Chemically, filter passers consist of protein as all other living things do. It is estimated that a unit filter passer consists of about three hundred molecules of protein compound. Each unit carries an electronegative charge. Exposure to heat permanently stops all manifestation of life among the filter passers as it does among all other living things. In other words, heat kills the filter passer. Cold, on the other hand, simply suspends the signs of life temporarily. Whether these tiny organisms are sentient, whether they are conscious, we do not know. But it is probable that any living thing, no matter how small, that knows its own habitat and pabulum and gets along in this world must have at least some consciousness and judgment. So when we take all known facts about these microscopically invisible things into consideration, we must come to the conclusion that they must be alive, some probably more so and some probably less.
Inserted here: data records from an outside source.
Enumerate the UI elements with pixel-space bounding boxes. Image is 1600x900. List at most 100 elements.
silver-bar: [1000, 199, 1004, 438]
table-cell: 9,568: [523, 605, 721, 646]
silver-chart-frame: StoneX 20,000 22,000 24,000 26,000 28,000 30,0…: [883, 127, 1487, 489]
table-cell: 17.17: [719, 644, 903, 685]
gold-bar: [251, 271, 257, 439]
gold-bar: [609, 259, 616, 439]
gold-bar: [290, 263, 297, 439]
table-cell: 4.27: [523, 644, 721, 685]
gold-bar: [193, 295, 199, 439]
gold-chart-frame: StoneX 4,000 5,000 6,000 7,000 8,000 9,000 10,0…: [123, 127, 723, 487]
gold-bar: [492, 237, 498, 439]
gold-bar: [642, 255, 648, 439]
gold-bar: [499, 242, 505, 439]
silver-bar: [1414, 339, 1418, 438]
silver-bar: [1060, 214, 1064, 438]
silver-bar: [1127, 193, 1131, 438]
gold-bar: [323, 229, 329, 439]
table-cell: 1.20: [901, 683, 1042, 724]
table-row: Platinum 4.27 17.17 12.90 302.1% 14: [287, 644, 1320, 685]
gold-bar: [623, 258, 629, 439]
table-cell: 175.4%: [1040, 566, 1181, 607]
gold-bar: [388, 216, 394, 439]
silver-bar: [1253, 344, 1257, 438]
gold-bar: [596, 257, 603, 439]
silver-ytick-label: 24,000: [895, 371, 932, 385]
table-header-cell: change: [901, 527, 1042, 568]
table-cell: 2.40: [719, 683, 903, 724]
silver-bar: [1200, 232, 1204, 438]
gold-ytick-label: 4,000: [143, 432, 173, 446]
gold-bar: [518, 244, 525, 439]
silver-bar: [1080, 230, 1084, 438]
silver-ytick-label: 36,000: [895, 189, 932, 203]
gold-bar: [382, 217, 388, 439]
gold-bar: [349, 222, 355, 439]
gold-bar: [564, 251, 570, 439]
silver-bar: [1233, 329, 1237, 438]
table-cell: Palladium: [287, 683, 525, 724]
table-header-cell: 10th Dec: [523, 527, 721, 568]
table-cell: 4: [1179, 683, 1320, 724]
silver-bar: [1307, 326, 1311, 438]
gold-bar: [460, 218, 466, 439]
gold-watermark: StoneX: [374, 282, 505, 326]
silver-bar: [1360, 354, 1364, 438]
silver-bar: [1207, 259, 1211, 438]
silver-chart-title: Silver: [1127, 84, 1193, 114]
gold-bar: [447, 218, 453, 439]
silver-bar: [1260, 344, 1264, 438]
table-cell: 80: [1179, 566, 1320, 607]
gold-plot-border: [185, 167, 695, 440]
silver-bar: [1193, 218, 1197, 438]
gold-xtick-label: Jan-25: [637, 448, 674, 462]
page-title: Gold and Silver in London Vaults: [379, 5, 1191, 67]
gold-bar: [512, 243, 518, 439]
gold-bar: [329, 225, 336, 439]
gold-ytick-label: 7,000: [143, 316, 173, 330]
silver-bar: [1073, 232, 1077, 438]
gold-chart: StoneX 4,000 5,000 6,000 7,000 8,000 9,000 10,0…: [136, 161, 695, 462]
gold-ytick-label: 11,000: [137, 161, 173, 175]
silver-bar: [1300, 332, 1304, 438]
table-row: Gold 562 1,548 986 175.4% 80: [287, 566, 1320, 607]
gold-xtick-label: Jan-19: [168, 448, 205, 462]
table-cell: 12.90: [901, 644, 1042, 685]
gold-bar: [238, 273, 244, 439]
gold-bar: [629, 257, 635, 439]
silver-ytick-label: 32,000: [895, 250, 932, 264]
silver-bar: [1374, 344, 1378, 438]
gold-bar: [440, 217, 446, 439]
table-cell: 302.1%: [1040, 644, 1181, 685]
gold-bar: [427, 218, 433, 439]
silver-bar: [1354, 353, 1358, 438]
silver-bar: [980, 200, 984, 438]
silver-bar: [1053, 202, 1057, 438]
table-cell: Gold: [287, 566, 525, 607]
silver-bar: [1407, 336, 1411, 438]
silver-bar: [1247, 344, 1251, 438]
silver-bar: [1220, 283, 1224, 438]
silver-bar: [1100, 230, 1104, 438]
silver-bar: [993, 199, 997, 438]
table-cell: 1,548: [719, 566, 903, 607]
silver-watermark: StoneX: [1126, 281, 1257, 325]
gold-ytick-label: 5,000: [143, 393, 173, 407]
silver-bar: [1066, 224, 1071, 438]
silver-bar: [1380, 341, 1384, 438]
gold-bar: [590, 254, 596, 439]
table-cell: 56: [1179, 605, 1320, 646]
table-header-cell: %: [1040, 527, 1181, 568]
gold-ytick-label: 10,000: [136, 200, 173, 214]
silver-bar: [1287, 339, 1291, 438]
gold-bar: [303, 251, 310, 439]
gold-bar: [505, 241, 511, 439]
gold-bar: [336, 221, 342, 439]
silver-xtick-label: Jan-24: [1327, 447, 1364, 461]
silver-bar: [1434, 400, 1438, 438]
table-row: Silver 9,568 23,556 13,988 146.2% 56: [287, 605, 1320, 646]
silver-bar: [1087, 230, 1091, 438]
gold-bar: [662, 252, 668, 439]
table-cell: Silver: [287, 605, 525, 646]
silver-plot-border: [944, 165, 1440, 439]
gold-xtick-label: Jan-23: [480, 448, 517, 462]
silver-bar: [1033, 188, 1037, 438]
Now, whether filter-passing organisms as we know them to-day are the smallest living things, we do not know. But they certainly fit into the gap between the largest and most complex non-living chemical molecule, the protein molecule, and the smallest and simplest living thing known until recently, the bacterium. The filter passer completes the series of units in nature, which starts with the electron and ends with man. Situated in the middle of the series, at the dividing line between the lifeless and the living, we find that it has certain attributes of each. If it is not the smallest and simplest living thing, then it must at least resemble it, because there is not enough room within the gap to allow for much else. At least in the light of present scientific knowledge, life begins with these filter passers to come to our attention as we ascend the scale of nature from electron to man. From some such simple origin the evolution of life on this earth at one time began. Or could it be that it is constantly beginning from something similar to these filter passers, even to-day?